Decof, Ping attorney in suit against USGA, dies
Leonard Decof, the celebrated attorney who represented Ping during the original Eye 2 controversy, died Dec. 31. Decof was 86.
Decof, who graduated from Yale and then received his law degree from Harvard, practiced in the areas of medical malpractice, product liability, personal injury law, antitrust, and commercial litigation at Decof & Decof--the firm he founded in 1975--in Providence, R.I. Decof argued several cases before the Supreme Court, but is known best in golf circles for the Ping case as well as being retained by Callaway Golf as special counsel.

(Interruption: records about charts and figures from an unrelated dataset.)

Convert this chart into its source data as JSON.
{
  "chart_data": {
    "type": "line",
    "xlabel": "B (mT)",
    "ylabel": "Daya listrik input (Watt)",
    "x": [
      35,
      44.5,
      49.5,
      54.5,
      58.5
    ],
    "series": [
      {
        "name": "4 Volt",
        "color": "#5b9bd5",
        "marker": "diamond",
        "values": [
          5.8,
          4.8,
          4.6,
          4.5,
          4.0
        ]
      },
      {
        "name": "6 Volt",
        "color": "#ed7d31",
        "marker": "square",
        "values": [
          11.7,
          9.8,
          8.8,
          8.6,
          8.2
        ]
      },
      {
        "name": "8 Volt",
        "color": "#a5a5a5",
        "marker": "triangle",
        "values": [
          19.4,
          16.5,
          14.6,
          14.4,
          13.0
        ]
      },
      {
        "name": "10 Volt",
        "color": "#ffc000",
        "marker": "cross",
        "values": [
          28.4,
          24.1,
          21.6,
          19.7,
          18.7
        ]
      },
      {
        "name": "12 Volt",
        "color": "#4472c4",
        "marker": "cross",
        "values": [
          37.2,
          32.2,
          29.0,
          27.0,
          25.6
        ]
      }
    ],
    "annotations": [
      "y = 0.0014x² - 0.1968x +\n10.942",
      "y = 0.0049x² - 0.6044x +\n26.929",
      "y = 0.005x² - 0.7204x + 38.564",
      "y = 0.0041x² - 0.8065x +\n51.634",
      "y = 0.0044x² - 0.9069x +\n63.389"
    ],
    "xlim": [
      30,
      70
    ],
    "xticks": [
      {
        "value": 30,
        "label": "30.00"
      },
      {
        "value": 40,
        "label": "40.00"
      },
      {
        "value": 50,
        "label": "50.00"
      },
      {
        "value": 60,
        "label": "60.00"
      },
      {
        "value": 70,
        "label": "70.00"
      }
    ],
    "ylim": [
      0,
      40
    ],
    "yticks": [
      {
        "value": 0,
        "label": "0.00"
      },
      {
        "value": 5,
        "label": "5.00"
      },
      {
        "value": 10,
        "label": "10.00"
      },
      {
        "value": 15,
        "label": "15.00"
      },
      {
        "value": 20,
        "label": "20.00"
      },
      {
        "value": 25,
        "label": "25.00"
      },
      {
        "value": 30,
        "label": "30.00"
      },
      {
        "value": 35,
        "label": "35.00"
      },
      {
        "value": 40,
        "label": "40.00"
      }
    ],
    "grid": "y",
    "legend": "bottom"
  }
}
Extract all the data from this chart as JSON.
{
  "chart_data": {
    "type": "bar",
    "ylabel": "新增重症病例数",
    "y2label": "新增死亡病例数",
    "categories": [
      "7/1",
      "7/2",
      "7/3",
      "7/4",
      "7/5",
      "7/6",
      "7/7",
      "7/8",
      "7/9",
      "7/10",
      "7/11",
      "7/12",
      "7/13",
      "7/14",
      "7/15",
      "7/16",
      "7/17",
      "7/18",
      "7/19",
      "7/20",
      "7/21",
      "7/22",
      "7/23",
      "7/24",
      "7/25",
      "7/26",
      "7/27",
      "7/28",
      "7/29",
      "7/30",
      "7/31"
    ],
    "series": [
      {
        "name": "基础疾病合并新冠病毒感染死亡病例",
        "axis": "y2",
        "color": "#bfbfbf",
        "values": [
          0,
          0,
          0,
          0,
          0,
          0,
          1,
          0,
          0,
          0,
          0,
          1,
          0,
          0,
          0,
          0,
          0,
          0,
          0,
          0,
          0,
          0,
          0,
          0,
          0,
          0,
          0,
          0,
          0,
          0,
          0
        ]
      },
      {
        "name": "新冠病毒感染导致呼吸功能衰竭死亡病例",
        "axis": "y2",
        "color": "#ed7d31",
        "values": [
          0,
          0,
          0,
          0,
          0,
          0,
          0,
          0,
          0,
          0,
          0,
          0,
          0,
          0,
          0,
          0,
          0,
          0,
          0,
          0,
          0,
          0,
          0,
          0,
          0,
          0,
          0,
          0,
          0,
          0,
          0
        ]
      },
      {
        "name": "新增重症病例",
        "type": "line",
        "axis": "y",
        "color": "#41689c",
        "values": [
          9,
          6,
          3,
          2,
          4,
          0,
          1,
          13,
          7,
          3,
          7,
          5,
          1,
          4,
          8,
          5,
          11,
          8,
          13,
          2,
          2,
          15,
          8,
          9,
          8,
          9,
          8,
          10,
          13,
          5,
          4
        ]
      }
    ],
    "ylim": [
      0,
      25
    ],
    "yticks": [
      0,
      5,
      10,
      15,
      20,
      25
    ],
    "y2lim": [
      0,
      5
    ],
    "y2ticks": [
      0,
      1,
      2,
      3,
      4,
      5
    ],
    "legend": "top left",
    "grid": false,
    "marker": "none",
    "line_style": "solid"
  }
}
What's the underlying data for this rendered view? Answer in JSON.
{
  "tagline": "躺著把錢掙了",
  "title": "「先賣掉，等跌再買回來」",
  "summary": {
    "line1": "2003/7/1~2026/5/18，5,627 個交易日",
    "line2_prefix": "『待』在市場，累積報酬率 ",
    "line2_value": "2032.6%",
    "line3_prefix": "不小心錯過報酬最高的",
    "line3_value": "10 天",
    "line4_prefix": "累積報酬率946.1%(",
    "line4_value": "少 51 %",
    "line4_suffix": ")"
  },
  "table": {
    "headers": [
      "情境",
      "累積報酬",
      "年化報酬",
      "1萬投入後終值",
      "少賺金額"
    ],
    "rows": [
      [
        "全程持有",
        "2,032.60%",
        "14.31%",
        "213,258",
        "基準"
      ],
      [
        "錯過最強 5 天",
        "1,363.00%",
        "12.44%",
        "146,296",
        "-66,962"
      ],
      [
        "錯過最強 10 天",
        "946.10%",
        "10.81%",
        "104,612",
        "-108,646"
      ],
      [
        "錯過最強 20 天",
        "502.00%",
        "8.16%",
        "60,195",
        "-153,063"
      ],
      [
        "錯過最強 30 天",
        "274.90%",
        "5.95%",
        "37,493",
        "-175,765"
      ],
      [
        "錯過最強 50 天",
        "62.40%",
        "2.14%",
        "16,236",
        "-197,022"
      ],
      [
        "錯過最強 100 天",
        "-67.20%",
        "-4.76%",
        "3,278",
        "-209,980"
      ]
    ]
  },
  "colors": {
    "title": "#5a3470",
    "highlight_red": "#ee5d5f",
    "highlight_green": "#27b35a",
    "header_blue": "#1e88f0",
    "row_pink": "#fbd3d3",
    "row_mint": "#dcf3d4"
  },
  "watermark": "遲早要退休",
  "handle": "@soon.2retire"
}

Decof's work on the Ping suit came to the fore early last year when several PGA Tour players used old Ping Eye 2 wedges as an attempt to circumvent the new groove rule. Those clubs were grandfathered in 1990 as part of a settlement of a suit Ping had filed against the USGA. Many questioned at the time why the tour simply didn't close the loophole by prohibiting the use of the clubs in its tournaments.
The fact is, they couldn't. Decof had made certain of that 20 years earlier.
"The PGA Tour has always conformed to USGA rules," Decof told Golf Digest. "When we settled the case, I drew up a protocol that said that before the PGA Tour could depart from the USGA that detailed hearings had to be held."
Decof went on to add that the protocol provided for a five-person commission made up of those with expertise on the issue and that all interested parties would be allowed to state their case. "The commission would make a decision based on the evidence," he said.